If your own property has been targeted by graffiti vandals, we recommend that you report this to the police as criminal damage. Obtain a crime reference number and speak with your insurance company.

Graffiti on utility company property such as BT or Virgin Media boxes or electricity infrastructure, or on structures such as bus shelters or railway bridges should be reported directly to the company responsible for the asset rather than the Council.



Without permission of the owner of the surface, graffiti is criminal damage under section 1 of the Criminal Damage Act 1971. Criminal damage is a recordable crime and should be reported to the police. Anyone caught committing damage could be arrested.

It is a criminal offence under the Anti-social Behaviour Act 2003 to sell an aerosol paint container to anyone under the age of 16 years. Aerosol paint is often used in graffiti vandalism. By banning the spray paint to under 16 year olds it is hoped that the incidents of graffiti will be reduced. The sale of age-restricted products is enforced by the Council's Trading Standards service.

If you know or suspect anyone committing criminal damage you can report it by contacting Northumbria Police on 101 or on the Northumbria Police website. If the crime is being witnessed in progress, call 999.
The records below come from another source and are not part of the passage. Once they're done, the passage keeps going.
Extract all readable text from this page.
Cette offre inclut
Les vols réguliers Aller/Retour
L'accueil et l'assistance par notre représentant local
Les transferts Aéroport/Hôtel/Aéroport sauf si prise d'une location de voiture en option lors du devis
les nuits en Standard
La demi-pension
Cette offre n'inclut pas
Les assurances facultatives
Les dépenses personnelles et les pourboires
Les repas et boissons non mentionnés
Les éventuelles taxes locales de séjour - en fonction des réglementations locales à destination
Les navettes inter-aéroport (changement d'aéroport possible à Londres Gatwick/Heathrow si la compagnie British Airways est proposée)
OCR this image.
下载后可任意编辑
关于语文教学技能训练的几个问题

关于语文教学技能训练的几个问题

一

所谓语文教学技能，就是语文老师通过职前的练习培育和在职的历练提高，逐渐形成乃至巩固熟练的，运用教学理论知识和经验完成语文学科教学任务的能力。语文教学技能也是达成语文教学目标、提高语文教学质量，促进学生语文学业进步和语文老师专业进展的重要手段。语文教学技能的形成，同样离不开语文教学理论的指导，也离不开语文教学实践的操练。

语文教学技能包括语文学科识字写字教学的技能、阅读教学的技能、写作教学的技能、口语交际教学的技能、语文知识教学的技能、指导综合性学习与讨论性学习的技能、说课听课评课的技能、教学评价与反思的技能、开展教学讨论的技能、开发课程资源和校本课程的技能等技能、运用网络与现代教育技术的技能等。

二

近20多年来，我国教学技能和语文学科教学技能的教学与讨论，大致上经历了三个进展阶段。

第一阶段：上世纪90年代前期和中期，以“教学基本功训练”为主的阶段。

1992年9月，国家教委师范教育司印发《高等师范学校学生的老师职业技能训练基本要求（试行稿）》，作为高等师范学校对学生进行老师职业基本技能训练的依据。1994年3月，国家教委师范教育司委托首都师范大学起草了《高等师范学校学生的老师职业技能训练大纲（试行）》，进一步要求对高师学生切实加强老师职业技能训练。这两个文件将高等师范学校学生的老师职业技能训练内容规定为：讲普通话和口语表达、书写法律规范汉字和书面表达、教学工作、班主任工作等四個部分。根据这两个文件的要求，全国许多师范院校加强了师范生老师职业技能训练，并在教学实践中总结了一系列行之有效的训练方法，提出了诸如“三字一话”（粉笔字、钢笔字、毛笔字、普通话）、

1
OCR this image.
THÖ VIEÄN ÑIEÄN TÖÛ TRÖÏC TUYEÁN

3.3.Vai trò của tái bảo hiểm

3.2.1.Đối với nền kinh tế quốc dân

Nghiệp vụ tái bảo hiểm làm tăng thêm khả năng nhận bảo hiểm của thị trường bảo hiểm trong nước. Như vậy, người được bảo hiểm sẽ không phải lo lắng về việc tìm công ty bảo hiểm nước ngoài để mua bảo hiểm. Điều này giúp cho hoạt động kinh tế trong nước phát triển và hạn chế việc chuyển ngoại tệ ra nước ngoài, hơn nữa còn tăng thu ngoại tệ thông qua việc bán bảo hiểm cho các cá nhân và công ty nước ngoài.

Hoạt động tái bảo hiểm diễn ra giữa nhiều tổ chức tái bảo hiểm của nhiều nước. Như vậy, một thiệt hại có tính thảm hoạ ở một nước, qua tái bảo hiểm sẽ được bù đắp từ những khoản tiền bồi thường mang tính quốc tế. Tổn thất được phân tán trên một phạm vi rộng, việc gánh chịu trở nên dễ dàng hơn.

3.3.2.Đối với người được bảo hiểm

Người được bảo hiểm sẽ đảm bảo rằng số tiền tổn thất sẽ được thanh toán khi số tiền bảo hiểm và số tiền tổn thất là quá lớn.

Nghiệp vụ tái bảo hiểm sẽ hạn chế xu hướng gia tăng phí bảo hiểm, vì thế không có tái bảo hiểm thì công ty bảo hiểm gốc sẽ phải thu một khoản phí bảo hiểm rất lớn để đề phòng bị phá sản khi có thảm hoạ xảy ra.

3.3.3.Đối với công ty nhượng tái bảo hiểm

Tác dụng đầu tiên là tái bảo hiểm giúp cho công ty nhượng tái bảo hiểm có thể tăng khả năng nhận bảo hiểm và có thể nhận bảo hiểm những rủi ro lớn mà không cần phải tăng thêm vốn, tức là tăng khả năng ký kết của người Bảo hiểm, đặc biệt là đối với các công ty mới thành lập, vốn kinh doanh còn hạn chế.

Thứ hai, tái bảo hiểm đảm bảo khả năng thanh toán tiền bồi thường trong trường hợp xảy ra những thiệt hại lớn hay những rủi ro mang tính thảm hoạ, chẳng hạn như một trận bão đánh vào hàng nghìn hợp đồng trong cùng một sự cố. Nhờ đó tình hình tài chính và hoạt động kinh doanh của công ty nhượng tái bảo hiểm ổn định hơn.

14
Powers to serve defacement or graffiti removal notices were repealed in 2014. The notices never applied to private buildings, only structures in the highway (street furniture (e.g. bus shelters, advertising boards, street signs, phone boxes, etc.), plant or other apparatus (e.g. communication junction boxes)), schools and property of statutory undertakers, visible from public land. 


Local planning authorities can take action against graffiti on surfaces which are readily accessible to the public, which it considers to be detrimental to the amenity of the area or offensive under section 225F of the Town and Country Planning Act 1990. The local planning authority may serve a notice on the occupier of the premises requiring them to remove or obliterate the sign allowing at least 15 days to comply. If there appears to be no occupier, the authority may fix the notice to the surface.

If action is not taken within the time specified, the local planning authority may take the action itself and recover its expenses from the person who should have done it. Expenses cannot be recovered if the surface is on, within the curtilage of, or forms part of the curtilage boundary of, a dwelling house.

Local planning authorities also have powers to require statutory undertakers and bodies responsible for street furniture to remove graffiti.